Unfortunately, that’s what’s happening right now. I can assure you that most Aboriginal people, their elected band councils and even their hereditary chiefs are far more interested in ending poverty, suicide and the hopelessness we inherited from the past than in pleasing some environmental activist group.
We appreciate the concern that most Canadians have for the well-being of our Aboriginal peoples. But we want reconciliation on our own terms.
It might make you feel better to stand in front of a bridge or stop a railway crossing, but what you are really doing is turning public opinion against First Nations who never asked for your “help” in the first place.
We are lucky that no one has been seriously hurt or killed so far. Most Aboriginal leaders want to keep it that way.
That being said, I do take offence when fellow Aboriginals stick their nose where it doesn’t belong. Grand Chief Stewart Phillip, who has been president of the Union of B.C. Indian Chiefs since 1998, is a prime example by recently declaring that “reconciliation cannot be achieved at gunpoint.”
Police wouldn’t have to get involved if we didn’t have outsiders like Phillip stirring up the pot and dividing us, instead of supporting all First Nations equally.
Many First Nations have invested years into establishing their own rights and title, only to have inflammatory comments and actions attempt to set back genuine efforts at reconciliation.
Time and again, self-appointed “Aboriginal spokespeople” try to push their own agenda at the expense of those living both on- and off-reserve.
However, as an elected chief councillor of the Haisla Nation for a number of years, I learned a few things along the way.
First, work from the ground up — meaning do what you can for anybody in need an opportunity at a good life — regardless of ethnicity.
Second, we are not always talking about Aboriginal people. If we pull First Nations out of poverty, we in turn strengthen all other communities, provinces and the country as a whole.
Last of all, stick to the facts.
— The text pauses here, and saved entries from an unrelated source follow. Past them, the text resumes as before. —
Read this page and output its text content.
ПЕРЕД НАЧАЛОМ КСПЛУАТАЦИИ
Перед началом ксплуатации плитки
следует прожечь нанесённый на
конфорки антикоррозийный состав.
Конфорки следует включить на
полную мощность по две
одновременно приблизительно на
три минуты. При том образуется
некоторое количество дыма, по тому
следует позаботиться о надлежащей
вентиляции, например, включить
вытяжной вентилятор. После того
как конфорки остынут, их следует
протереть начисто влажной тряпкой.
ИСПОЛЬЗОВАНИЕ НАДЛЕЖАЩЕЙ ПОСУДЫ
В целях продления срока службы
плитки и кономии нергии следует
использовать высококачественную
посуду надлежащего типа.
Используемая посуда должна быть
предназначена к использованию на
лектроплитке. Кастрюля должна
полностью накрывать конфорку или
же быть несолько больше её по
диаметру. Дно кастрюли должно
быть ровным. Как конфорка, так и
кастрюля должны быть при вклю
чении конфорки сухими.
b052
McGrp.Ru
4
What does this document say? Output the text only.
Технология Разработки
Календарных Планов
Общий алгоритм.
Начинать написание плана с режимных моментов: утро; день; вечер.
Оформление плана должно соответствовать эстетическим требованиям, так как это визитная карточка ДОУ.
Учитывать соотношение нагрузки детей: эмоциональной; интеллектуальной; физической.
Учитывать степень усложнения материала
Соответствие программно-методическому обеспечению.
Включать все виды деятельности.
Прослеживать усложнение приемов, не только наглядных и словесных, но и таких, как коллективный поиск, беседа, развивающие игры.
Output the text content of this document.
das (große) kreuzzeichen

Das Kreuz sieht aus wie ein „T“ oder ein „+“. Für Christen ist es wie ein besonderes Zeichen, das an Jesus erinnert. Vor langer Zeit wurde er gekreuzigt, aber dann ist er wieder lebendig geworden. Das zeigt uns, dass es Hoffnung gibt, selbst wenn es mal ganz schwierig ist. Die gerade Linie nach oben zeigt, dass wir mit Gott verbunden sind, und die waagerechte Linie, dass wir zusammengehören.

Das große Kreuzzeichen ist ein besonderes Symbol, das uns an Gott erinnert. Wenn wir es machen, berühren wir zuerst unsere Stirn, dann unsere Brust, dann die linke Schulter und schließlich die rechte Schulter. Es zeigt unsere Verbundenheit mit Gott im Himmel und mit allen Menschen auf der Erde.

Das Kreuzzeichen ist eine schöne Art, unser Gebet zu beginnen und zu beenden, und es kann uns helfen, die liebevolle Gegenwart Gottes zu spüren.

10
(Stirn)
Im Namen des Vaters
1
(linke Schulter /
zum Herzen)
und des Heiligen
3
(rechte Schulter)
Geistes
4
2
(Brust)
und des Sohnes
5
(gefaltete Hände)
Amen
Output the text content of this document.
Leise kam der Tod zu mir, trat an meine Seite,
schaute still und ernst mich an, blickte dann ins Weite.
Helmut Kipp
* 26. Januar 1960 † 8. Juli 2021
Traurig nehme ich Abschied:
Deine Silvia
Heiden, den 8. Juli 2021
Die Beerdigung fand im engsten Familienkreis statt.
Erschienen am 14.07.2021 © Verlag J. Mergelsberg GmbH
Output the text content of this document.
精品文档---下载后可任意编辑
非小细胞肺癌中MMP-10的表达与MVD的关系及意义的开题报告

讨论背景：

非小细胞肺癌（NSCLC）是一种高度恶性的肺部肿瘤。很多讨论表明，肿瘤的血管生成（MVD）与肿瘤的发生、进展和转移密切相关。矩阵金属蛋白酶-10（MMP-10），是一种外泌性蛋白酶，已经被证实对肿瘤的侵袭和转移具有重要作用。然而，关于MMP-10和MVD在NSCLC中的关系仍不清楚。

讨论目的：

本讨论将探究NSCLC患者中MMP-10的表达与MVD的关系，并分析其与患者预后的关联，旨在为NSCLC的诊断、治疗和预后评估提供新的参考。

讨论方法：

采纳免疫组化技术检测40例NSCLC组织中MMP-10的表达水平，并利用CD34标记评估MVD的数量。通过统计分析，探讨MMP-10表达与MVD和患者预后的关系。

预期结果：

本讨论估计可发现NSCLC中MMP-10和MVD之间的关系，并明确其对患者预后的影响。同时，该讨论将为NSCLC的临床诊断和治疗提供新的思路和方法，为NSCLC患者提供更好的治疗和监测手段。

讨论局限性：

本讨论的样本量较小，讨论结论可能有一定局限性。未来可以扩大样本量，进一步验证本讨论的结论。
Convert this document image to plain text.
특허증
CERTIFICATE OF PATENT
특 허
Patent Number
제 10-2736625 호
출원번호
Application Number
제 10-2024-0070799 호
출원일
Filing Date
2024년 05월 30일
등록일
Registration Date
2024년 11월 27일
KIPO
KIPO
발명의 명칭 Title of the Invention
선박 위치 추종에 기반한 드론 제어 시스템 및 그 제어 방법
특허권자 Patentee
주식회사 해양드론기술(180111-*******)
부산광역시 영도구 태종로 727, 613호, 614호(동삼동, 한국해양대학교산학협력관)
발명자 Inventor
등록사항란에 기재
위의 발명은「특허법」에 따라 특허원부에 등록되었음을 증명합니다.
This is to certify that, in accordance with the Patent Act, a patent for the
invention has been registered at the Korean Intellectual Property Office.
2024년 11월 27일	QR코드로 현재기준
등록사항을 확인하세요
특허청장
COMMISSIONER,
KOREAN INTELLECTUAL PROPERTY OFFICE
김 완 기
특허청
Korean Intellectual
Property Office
In this case, read all of the case law delivered by the courts and understand the principles that each case provides, and then use these principles to build the future you want.
The bottom line is First Nations want to be independent from the Indian Act funding, and we definitely want to break the cycle of poverty that was passed down to us.
There are very brave Aboriginal leaders out there who are not swayed by distraction politics and they always do what’s best for their communities.
Many of our matriarchs, elders and chiefs have been waiting for decades to see the day when we could see our children and our grandchildren succeed. That day came 15 years ago in my community.
It will be more than just a shame if those people who want to see us fail achieve their goals. I, for one, think that fighting for a future for the next generation of Aboriginals is a worthwhile fight.
For that simple reason, I will continue to oppose those who want to keep us poor and under the Indian Act.
This includes foreign money that has no business interfering with reconciliation.